Using cephadm it was pretty simple to get it going
Full stack setup including monitoring / web control out of the box

Cons:

Memory usage
cephadm very opaque as to what it was going to do

If I had beefier machines to work with, this is likely where I would have stopped, as it supports both shared file systems and block storage.

Portworx

I stumbled upon Portworx via the Hashicorp learn site when looking at all of the options available to run items which require state. The installation was relatively easy, but I missed two very important pieces:

The cluster ID in the command needed to be replaced with the cluster ID from the Portworx licensing site.
There’s no easy way to actually load a Portworx Essentials license on a non-kubernetes host

As a result, nothing else I would write here would matter, as the cost to license this software is astronomical - $0.55/machine*hours. My instances are running 24x7, which is ~720 hours/month. 3 machines. Yeah, no. So this software could be the best…which it’s OK, but it’s repackaged btrfs + networking magic + an NFS server.

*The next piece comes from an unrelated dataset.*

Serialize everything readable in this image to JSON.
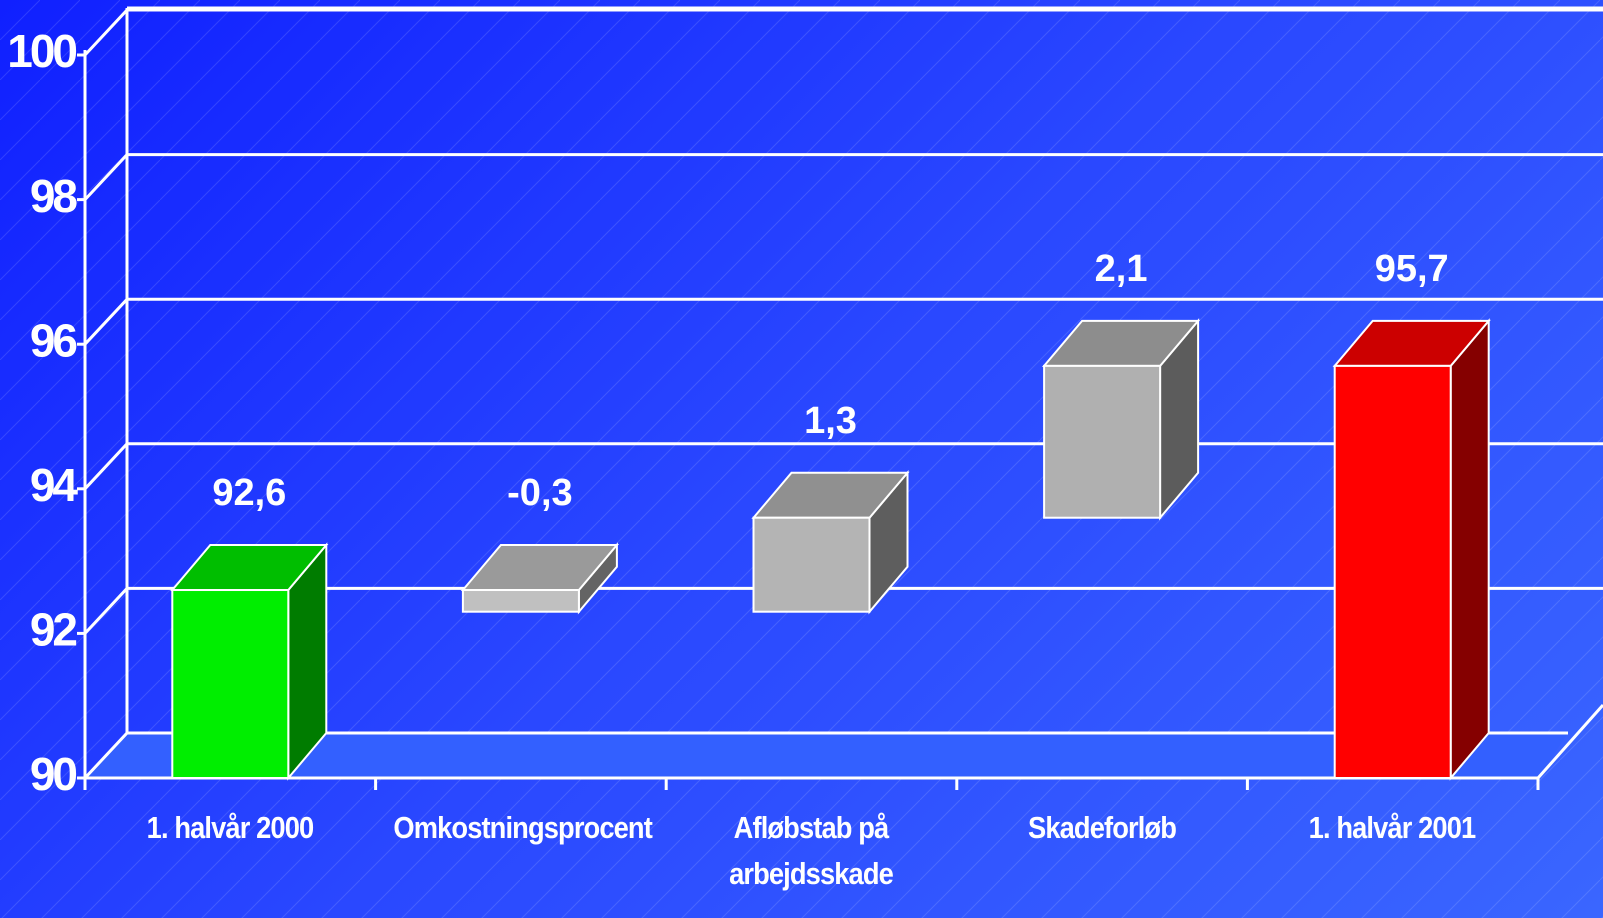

It better be making me breakfast for the pricing they want. Next.

LINSTOR

I had seen this a few times, because of my previous work with another product from LINBIT - DRBD which I’ve used in the past at work with a large amount of success to keep nodes in sync, and for migrating virtual machines between hosts without shared storage.

LINSTOR basically takes their DRBD product and adds automation on top of it to work with anything - it provides a REST API, a reasonable CLI, and integration with both a Docker driver and a CSI driver for Kubernetes. It’s got a pretty simple architecture of a controller which tell satellite boxes what to do. What’s nice is you don’t have to have storage on the nodes - you can mount any of the resources remotely over the network only.

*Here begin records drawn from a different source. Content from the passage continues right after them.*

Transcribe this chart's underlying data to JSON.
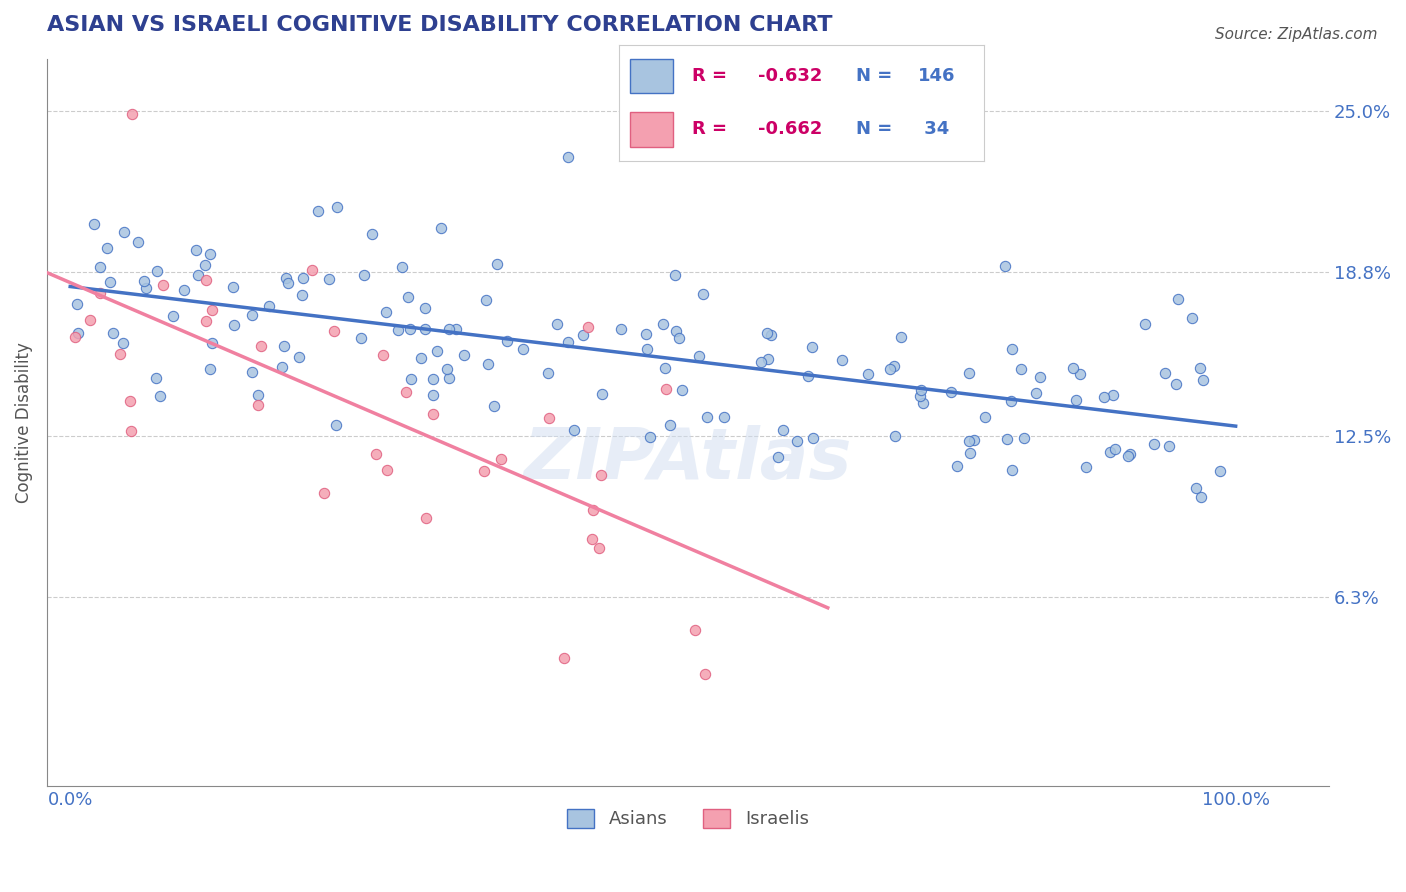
{
  "title": "ASIAN VS ISRAELI COGNITIVE DISABILITY CORRELATION CHART",
  "source": "Source: ZipAtlas.com",
  "xlabel": "",
  "ylabel": "Cognitive Disability",
  "asian_R": -0.632,
  "asian_N": 146,
  "israeli_R": -0.662,
  "israeli_N": 34,
  "asian_color": "#a8c4e0",
  "israeli_color": "#f4a0b0",
  "asian_line_color": "#4472c4",
  "israeli_line_color": "#f080a0",
  "title_color": "#2e4090",
  "axis_label_color": "#4472c4",
  "ytick_labels": [
    "6.3%",
    "12.5%",
    "18.8%",
    "25.0%"
  ],
  "ytick_values": [
    0.063,
    0.125,
    0.188,
    0.25
  ],
  "xtick_labels": [
    "0.0%",
    "100.0%"
  ],
  "xtick_values": [
    0.0,
    1.0
  ],
  "xlim": [
    -0.02,
    1.08
  ],
  "ylim": [
    -0.01,
    0.27
  ],
  "background_color": "#ffffff",
  "grid_color": "#cccccc",
  "watermark": "ZIPAtlas",
  "legend_R_color": "#cc0066",
  "legend_N_color": "#4472c4",
  "asian_scatter_seed": 42,
  "israeli_scatter_seed": 99
}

I ran through the installation, cleaned off the data drive, and added it to the pool. Everything looked great - until I tried to create a volume with Docker. It wouldn’t work. But this was again self-inflicted wounds as a result of me not paying attention to the warning that the node name I gave it didn’t match the host name. This was because I was using WireGuard tunnels between the nodes, and had used those hostnames as the node references. The correct way to do this was to add the node with the actual node hostname, and the desired IP address to be used as an additional parameter.

Once that was done, we were in business. I moved the Commento DB to a volume, which worked great. I then tried to move a MongDB volume and kept getting strange errors such as:

Error message:        Invalid name: Name length 64 is greater than maximum length 48

Error context:
    The specified resource name '9f54e6561fe90a90b34331f5b988a9a2f42f5ccbf2ef8d99e65f0e58b74a6bd4' is invalid.

Which… I have no idea what caused that. I did, however, find a solution. I tested the same volume using a different container image (ubuntu:latest) and it mounted and came up just fine. So it was something unique to the container. I brought up a new empty container, exported and re-imported it so that it would flatten, and it works just fine with that image. No idea why, but not my problem right now. :) I fought with that for 2 days, so I hope to not have to revisit that any time soon.

The only other problem is that if the controller is rebooted, the satellites need to be restarted for it to pick up on their state for some reason. This might be because of my WireGuard settings, and I will be adding keepalive there and seeing if that makes this go away.

Additionally, shared (RWX) storage is left to the user to implement via a gateway. For now I may just manually sync the nodes for this part. One problem at a time. :)

So for now, I’m mostly happy with LINSTOR, appreciate it being fully open source, and with a foundation that’s been around a long time, and works.